После маленькой паузы откликнулся Миша. Он, не поднимая головы, ответил Федору:

— Я знал.

Федор снова подошел к нему и сказал строго:

— Встань.

Миша встал.

— Ты ж, сукин сын, угробил человека. Удержать надо было, а ты промолчал. Что тебе за это?! — вскрикнул Федор и затряс брата за плечи.

Андрей Михайлович отстранил Федора от Миши и сказал:

— Меня тряси. Я тоже знал. Да не придал этому значения. Думал: какой он кулак? Сам же всю жизнь своим горбом все вывозит. А тут просто казалось: пусть больше хлеба делает. И дорезки козинские пустуют. Значит, если человек снял десятину… — Он обратился к Некрасову: — Десятину, а не две… Снял десятину и — кулак? Ерунда все это.

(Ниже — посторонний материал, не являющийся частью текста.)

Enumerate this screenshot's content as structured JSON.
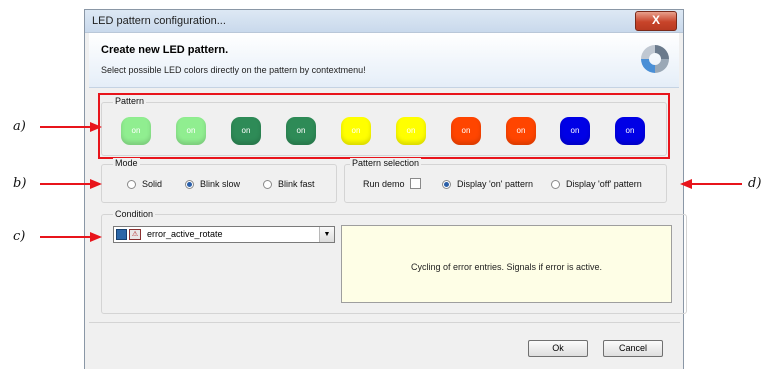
{
  "window": {
    "title": "LED pattern configuration...",
    "close_glyph": "X"
  },
  "header": {
    "title": "Create new LED pattern.",
    "subtitle": "Select possible LED colors directly on the pattern by contextmenu!"
  },
  "pattern": {
    "label": "Pattern",
    "leds": [
      {
        "text": "on",
        "color": "#90ee90"
      },
      {
        "text": "on",
        "color": "#90ee90"
      },
      {
        "text": "on",
        "color": "#2e8b57"
      },
      {
        "text": "on",
        "color": "#2e8b57"
      },
      {
        "text": "on",
        "color": "#ffff00"
      },
      {
        "text": "on",
        "color": "#ffff00"
      },
      {
        "text": "on",
        "color": "#ff4500"
      },
      {
        "text": "on",
        "color": "#ff4500"
      },
      {
        "text": "on",
        "color": "#0000e6"
      },
      {
        "text": "on",
        "color": "#0000e6"
      }
    ]
  },
  "mode": {
    "label": "Mode",
    "options": [
      {
        "label": "Solid",
        "selected": false
      },
      {
        "label": "Blink slow",
        "selected": true
      },
      {
        "label": "Blink fast",
        "selected": false
      }
    ]
  },
  "pattern_selection": {
    "label": "Pattern selection",
    "run_demo_label": "Run demo",
    "run_demo_checked": false,
    "options": [
      {
        "label": "Display 'on' pattern",
        "selected": true
      },
      {
        "label": "Display 'off' pattern",
        "selected": false
      }
    ]
  },
  "condition": {
    "label": "Condition",
    "selected": "error_active_rotate",
    "description": "Cycling of error entries. Signals if error is active."
  },
  "buttons": {
    "ok": "Ok",
    "cancel": "Cancel"
  },
  "annotations": {
    "a": "a)",
    "b": "b)",
    "c": "c)",
    "d": "d)"
  },
  "colors": {
    "highlight": "#e8141b",
    "arrow": "#e8141b"
  }
}
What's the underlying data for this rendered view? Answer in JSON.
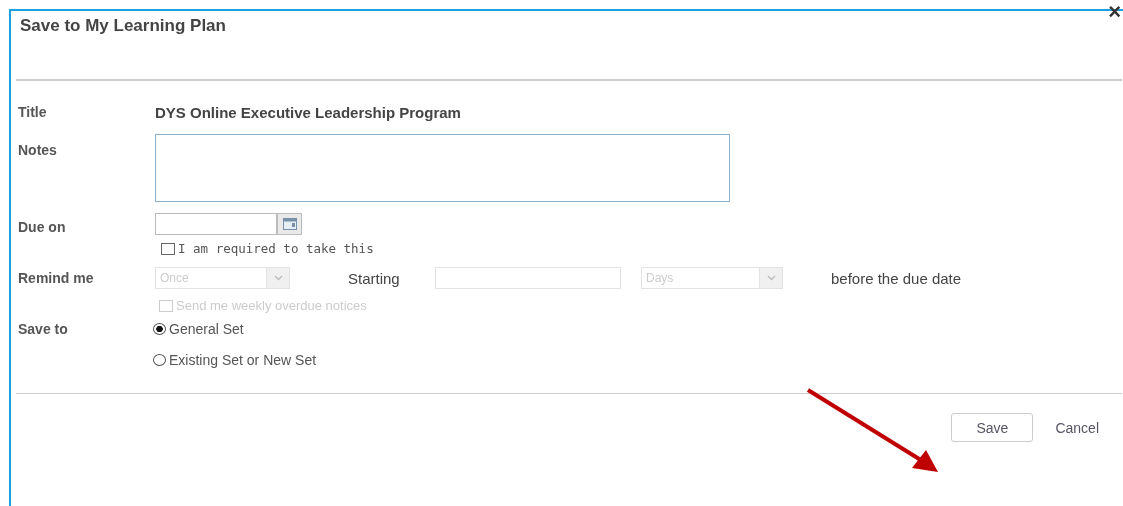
{
  "dialog": {
    "title": "Save to My Learning Plan",
    "close": "×"
  },
  "title_row": {
    "label": "Title",
    "value": "DYS Online Executive Leadership Program"
  },
  "notes": {
    "label": "Notes"
  },
  "due_on": {
    "label": "Due on",
    "required_checkbox": {
      "label": "I am required to take this",
      "checked": false
    }
  },
  "remind_me": {
    "label": "Remind me",
    "disabled": true,
    "frequency": "Once",
    "starting_label": "Starting",
    "unit": "Days",
    "suffix": "before the due date",
    "weekly_notice": {
      "label": "Send me weekly overdue notices",
      "checked": false,
      "disabled": true
    }
  },
  "save_to": {
    "label": "Save to",
    "options": [
      {
        "label": "General Set",
        "selected": true
      },
      {
        "label": "Existing Set or New Set",
        "selected": false
      }
    ]
  },
  "buttons": [
    {
      "label": "Save",
      "kind": "bordered"
    },
    {
      "label": "Cancel",
      "kind": "plain"
    }
  ]
}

— Опять же — глупости, — присоединился Матвей Степаныч.

— Ты сядь, сядь, Федор Ефимыч, — успокаивал Николай Иванович. — Сядь. Не расходись. Давайте спокойно… Итак, Кочетов никогда не пользовался наемным трудом; снял не две десятины, а одну. Пахал сам?

— Сам, — ответил Миша.

— Сеял сам? — допытывался секретарь.

— Сам, — подтвердил Володя. — После узнал. Он и от нас тайком сделал. Ему, видишь, все мало своей земли.

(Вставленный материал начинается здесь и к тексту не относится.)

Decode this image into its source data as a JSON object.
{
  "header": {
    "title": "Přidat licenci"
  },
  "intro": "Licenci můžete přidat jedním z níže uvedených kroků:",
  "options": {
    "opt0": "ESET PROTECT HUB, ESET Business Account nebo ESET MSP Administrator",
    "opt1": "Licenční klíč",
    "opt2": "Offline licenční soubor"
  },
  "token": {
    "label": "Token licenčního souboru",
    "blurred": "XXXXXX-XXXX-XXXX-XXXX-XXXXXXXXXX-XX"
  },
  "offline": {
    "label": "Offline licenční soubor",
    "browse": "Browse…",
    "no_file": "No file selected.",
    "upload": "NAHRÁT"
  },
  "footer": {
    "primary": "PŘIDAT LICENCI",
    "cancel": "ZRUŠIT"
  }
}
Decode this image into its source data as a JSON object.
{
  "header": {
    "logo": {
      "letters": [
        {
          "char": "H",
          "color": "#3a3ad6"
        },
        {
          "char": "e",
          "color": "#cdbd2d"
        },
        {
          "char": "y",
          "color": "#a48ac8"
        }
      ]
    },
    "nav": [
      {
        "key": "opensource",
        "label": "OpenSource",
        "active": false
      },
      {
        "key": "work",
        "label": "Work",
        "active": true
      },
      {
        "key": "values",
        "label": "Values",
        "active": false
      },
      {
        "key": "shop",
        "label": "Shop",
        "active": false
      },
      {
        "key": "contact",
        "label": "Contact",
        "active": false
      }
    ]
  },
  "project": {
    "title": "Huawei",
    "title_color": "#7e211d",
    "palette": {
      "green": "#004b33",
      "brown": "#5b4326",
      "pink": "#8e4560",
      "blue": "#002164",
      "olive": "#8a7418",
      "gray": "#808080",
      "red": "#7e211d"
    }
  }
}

— Та-ак. Прополоть сам, конечно, не мог, хотел скрыть от односельчан. Так? Так. Все это запишете в протокол точно, дайте мне выписку. Сам доложу в райкоме и райисполкоме. Мы же ошибаемся кое-когда… Вот и Кочетов ошибся. С кем не бывает… И еще: сколько он сдал государству хлеба? — спросил Некрасов.

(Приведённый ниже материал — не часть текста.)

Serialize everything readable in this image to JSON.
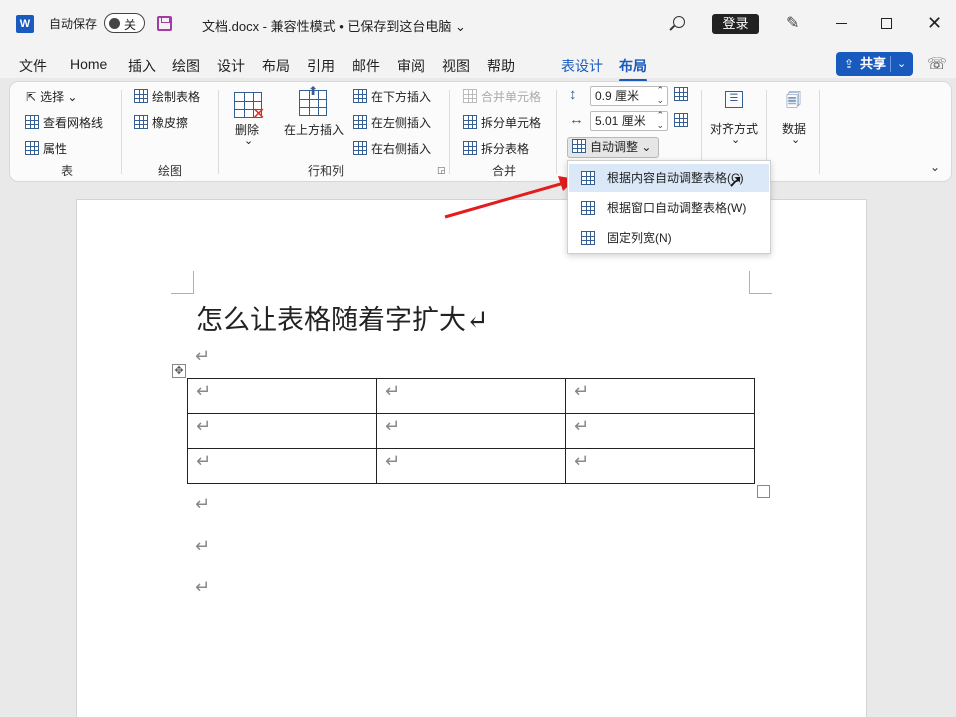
{
  "titlebar": {
    "app_logo": "W",
    "autosave_label": "自动保存",
    "autosave_state": "关",
    "doc_title": "文档.docx  -  兼容性模式 • 已保存到这台电脑 ⌄",
    "login_label": "登录"
  },
  "tabs": [
    "文件",
    "Home",
    "插入",
    "绘图",
    "设计",
    "布局",
    "引用",
    "邮件",
    "审阅",
    "视图",
    "帮助",
    "表设计",
    "布局"
  ],
  "share": {
    "label": "共享"
  },
  "ribbon": {
    "table_group": {
      "label": "表",
      "items": [
        "选择",
        "查看网格线",
        "属性"
      ]
    },
    "draw_group": {
      "label": "绘图",
      "items": [
        "绘制表格",
        "橡皮擦"
      ]
    },
    "delete_label": "删除",
    "rowscols_group": {
      "label": "行和列",
      "insert_above": "在上方插入",
      "items": [
        "在下方插入",
        "在左侧插入",
        "在右侧插入"
      ]
    },
    "merge_group": {
      "label": "合并",
      "items": [
        "合并单元格",
        "拆分单元格",
        "拆分表格"
      ]
    },
    "cellsize": {
      "height_value": "0.9 厘米",
      "width_value": "5.01 厘米",
      "autofit_label": "自动调整"
    },
    "align_label": "对齐方式",
    "data_label": "数据"
  },
  "autofit_menu": {
    "items": [
      "根据内容自动调整表格(C)",
      "根据窗口自动调整表格(W)",
      "固定列宽(N)"
    ]
  },
  "document": {
    "heading": "怎么让表格随着字扩大↵",
    "para_mark": "↵",
    "table": {
      "rows": 3,
      "cols": 3
    }
  }
}
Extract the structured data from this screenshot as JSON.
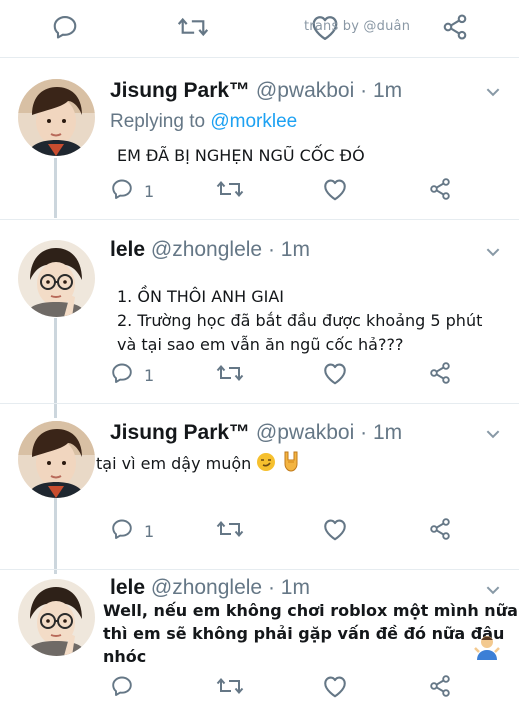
{
  "watermark": "trans by @duân",
  "tweets": [
    {
      "name": "Jisung Park™",
      "handle": "@pwakboi",
      "time": "· 1m",
      "replying_prefix": "Replying to",
      "replying_handle": "@morklee",
      "text": [
        "EM ĐÃ BỊ NGHẸN NGŨ CỐC ĐÓ"
      ],
      "reply_count": "1",
      "avatar": "jisung-avatar"
    },
    {
      "name": "lele",
      "handle": "@zhonglele",
      "time": "· 1m",
      "text": [
        "1. ỒN THÔI ANH GIAI",
        "2. Trường học đã bắt đầu được khoảng 5 phút",
        "và tại sao em vẫn ăn ngũ cốc hả???"
      ],
      "reply_count": "1",
      "avatar": "lele-avatar"
    },
    {
      "name": "Jisung Park™",
      "handle": "@pwakboi",
      "time": "· 1m",
      "text": [
        "tại vì em dậy muộn"
      ],
      "emojis": [
        "smirk-emoji",
        "rock-hand-emoji"
      ],
      "reply_count": "1",
      "avatar": "jisung-avatar"
    },
    {
      "name": "lele",
      "handle": "@zhonglele",
      "time": "· 1m",
      "text": [
        "Well, nếu em không chơi roblox một mình nữa",
        "thì em sẽ không phải gặp vấn đề đó nữa đâu",
        "nhóc"
      ],
      "emojis": [
        "shrug-emoji"
      ],
      "avatar": "lele-avatar"
    }
  ],
  "icons": {
    "reply": "reply-icon",
    "retweet": "retweet-icon",
    "like": "heart-icon",
    "share": "share-icon",
    "more": "chevron-down-icon"
  },
  "colors": {
    "icon_gray": "#657786",
    "mention_blue": "#1da1f2",
    "thread_line": "#ccd6dd"
  }
}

Андрей Михайлович отыскал в шкафу книгу выполнения хлебозаготовок и молча подал ее Некрасову развернутой. Тот несколько минут смотрел, сверял и потом проговорил, глядя в книгу:

— Больше сдал… Просо… Ячмень… Рожь… Больше, чем с него причиталось, на… на одиннадцать центнеров. Все ясно.

— Десятину скрыл, а хлеб не скрыл, — подтвердил Андрей Михайлович, присаживаясь вновь к столу.

Федор исподлобья смотрел то на Мишу, то на Андрея Михайловича. В его взгляде был упрек: «Эх вы, растяпы!»

— Давайте решать, — предложил Некрасов.

Крючков коротко внес такое предложение:

— Партячейка категорически возражает. Согласны?

— Согласны, — ответили пятеро.

Только Володя промолчал.

После этого устроили перекур. Вышли на крыльцо. К удивлению, вокруг было все белым-бело — выпал снег и уже морозило. Зима в том году здорово запоздала, но зато пришла сразу, неожиданно, за одну ночь и осталась насовсем. После напряженного разговора в душной комнате всем было хорошо смотреть на свежий снег, и дышалось легко. Но как ни хорошо на улице, а заседание кончать надо.

— Теперь поговорим без повестки дня, — начал Крючков после перерыва. — Андрей Михайлович предлагает составить список крестьян, уже готовых войти в колхоз.

Но после короткого обсуждения решили, пока без списка, «пройтись» здесь в кабинете по дворам, наметить, с кем побеседовать перед собранием. Начали с крайних дворов, по порядку. Когда дошли до Виктора Шмоткова, Андрей Михайлович сказал:

— Этот пойдет. Маломощный середняк. К Федору его закрепить. Пойдет.

— Не-е! — возразил Матвей Степаныч.

— Виктор пойдет, — поддержал Федор.

— Нутренность у него тонка, чтобы — сразу, — противился Матвей Степаныч. — Конешно, оно обойдется помаленьку и — Витька пойдет. Ну сейчас — нет. Если что-нибудь изнутря его вздернет — беда какая иль встряска, — может, и сразу пойдет. А так — нет. Тонка нутренность. Как бы сказать, душа у него жидка.